Even some self-proclaimed Republican rebels are rattled by the Trump style. “There’s no question he says things no one else is willing to say,’’ Sen. Patrick J. Toomey of Pennsylvania said in an interview. “That’s part of his appeal for many people, who think we’re dominated by a politically correct culture that suppresses the truth.’’
For a long time, Trump has operated by the Huey Long rule, as identified by the Kingfish’s biographer, T. Harry Williams, who said of the Louisiana governor and senator: “When Huey violated an established political rule, he did so knowing that the rule had no validity and that he would gain by the violation.’’ That is the Trump way.
But dismissing the validity of the rules and gaining by their violation does not score points with the establishment, and, in fact, further isolates the candidate from it. Like Long, Trump is resented for his audacity and condemned for his refusal to bow to custom.
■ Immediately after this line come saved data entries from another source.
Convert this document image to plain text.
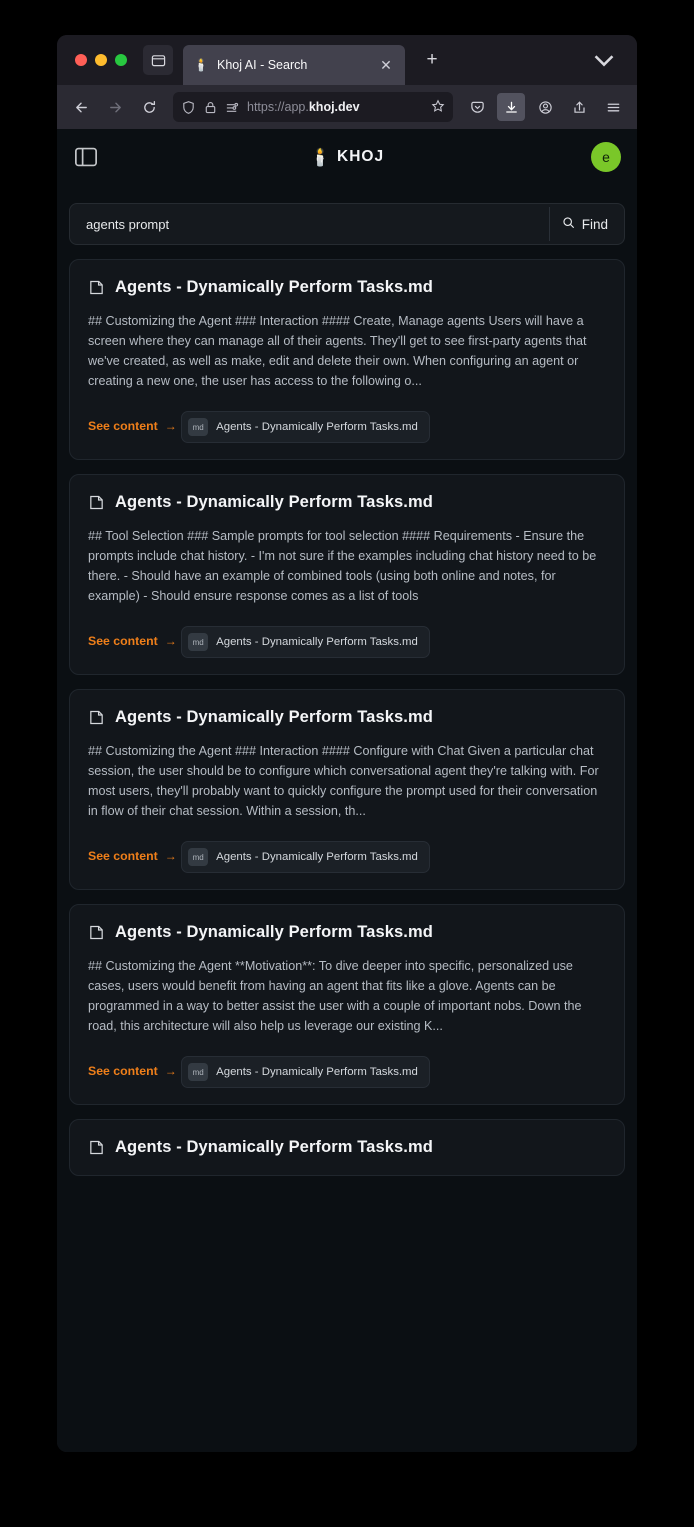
🕯️ Khoj AI - Search	✕	+
https://app.khoj.dev
🕯️ KHOJ	e
agents prompt
Find
Agents - Dynamically Perform Tasks.md
## Customizing the Agent ### Interaction #### Create, Manage agents Users will have a screen where they can manage all of their agents. They'll get to see first-party agents that we've created, as well as make, edit and delete their own. When configuring an agent or creating a new one, the user has access to the following o...
See content →
	md	Agents - Dynamically Perform Tasks.md
Agents - Dynamically Perform Tasks.md
## Tool Selection ### Sample prompts for tool selection #### Requirements - Ensure the prompts include chat history. - I'm not sure if the examples including chat history need to be there. - Should have an example of combined tools (using both online and notes, for example) - Should ensure response comes as a list of tools
See content →
	md	Agents - Dynamically Perform Tasks.md
Agents - Dynamically Perform Tasks.md
## Customizing the Agent ### Interaction #### Configure with Chat Given a particular chat session, the user should be to configure which conversational agent they're talking with. For most users, they'll probably want to quickly configure the prompt used for their conversation in flow of their chat session. Within a session, th...
See content →
	md	Agents - Dynamically Perform Tasks.md
Agents - Dynamically Perform Tasks.md
## Customizing the Agent **Motivation**: To dive deeper into specific, personalized use cases, users would benefit from having an agent that fits like a glove. Agents can be programmed in a way to better assist the user with a couple of important nobs. Down the road, this architecture will also help us leverage our existing K...
See content →
	md	Agents - Dynamically Perform Tasks.md
Agents - Dynamically Perform Tasks.md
Indeed, custom is at the center of the old conservatism of Edmund Burke, who since the late 18th century has been regarded as the founding father of the creed.
Perhaps the greatest departure from custom in American politics came in 1828, when Andrew Jackson (rough-hewn and from Tennessee) toppled John Quincy Adams (refined and holding a Phi Beta Kappa key from Harvard). It represented a change of policies, but mostly it represented a change in presidential, and national, style.
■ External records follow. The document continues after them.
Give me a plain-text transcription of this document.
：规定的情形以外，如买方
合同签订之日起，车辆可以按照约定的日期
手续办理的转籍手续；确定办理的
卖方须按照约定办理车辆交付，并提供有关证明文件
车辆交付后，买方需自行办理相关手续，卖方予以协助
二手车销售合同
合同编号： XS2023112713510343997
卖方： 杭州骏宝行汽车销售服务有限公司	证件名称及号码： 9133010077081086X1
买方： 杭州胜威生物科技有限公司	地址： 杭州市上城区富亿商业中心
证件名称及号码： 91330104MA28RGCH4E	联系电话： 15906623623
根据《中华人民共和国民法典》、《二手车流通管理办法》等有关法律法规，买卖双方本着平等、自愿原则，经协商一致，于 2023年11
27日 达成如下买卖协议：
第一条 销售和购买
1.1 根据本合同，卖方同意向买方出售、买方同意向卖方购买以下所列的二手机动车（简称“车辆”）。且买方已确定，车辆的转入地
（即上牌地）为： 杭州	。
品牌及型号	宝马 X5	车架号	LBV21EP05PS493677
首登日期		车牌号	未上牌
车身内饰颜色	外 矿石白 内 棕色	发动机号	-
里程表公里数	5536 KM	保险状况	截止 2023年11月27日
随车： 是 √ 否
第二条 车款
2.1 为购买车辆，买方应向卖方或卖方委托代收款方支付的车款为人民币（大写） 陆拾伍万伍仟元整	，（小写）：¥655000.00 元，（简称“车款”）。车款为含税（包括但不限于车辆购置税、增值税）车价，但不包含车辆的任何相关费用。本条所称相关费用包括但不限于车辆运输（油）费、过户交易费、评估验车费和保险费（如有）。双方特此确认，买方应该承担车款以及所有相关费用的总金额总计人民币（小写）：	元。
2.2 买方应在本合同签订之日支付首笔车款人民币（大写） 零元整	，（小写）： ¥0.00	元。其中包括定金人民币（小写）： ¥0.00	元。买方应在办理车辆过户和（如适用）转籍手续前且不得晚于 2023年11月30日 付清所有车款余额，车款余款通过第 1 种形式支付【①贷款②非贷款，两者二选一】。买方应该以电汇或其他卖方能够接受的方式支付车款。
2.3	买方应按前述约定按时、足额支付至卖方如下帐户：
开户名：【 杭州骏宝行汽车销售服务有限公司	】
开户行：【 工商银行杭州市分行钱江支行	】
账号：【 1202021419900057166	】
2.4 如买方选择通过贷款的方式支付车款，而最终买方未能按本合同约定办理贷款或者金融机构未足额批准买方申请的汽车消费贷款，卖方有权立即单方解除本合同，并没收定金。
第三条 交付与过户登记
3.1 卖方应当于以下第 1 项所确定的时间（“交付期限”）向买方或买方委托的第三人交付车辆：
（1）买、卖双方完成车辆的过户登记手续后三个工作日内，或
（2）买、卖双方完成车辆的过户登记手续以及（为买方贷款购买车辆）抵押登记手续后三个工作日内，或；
This may be another such moment, especially since Trump holds an Ivy League degree and yet defies all the social norms of the Republicanism of his youth.
Trump turned 21 in 1967, when John Sherman Cooper of Kentucky, Margaret Chase Smith of Maine, Hugh Scott of Pennsylvania and Charles Goodell and Jacob Javits of New York were Republican members of the Senate and Nelson Rockefeller of New York, Henry Bellmon of Oklahoma, William Scranton of Pennsylvania, and George Romney of Michigan occupied governors’ chairs as Republicans. Every one of them would have considered Trump’s braggart-and-bully persona unsuitable for national office.
An explanation for some of this may be found in the unlikely pages of Psychology Today, a magazine which this year published a piece called “How to Pick a President’’ that examines the traits essential to White House success.
“Impulsivity, arrogance, a tendency to move and think too fast — all work against the measured, sober, thoughtful and patient study that good judgment requires,’’ argues John D. Gartner, a psychotherapist who has been teaching at the Johns Hopkins University Medical School for more than two decades.
Trump’s critics describe him as impulsive and arrogant, but the question facing Americans is whether the Gartner view is merely a restatement of past experience rather than a formula for future success. And one question more: Is Gartner’s view a classic reformulation of the outlook of the Republican establishment?
Trump’s campaign is not merely against his remaining rivals, or his possible opponent in a 2016 general-election campaign. It is a campaign about style and about the resilience of old forms of respect. Many of those old forms have eroded in recent years. Reagan, for example, made it a point never to enter the Oval Office without wearing a suit coat; he thought it was an affront to history. Barack Obama has appeared multiple times in shirtsleeves.
So perhaps this campaign is not really about immigration, or taxes, or how to deal with ISIS, after all. Perhaps it is about what the Republican establishment cares about most. Perhaps it is about manners. And perhaps it is about whether manners matter, or whether Trump is right, that manners matter less than straight talk.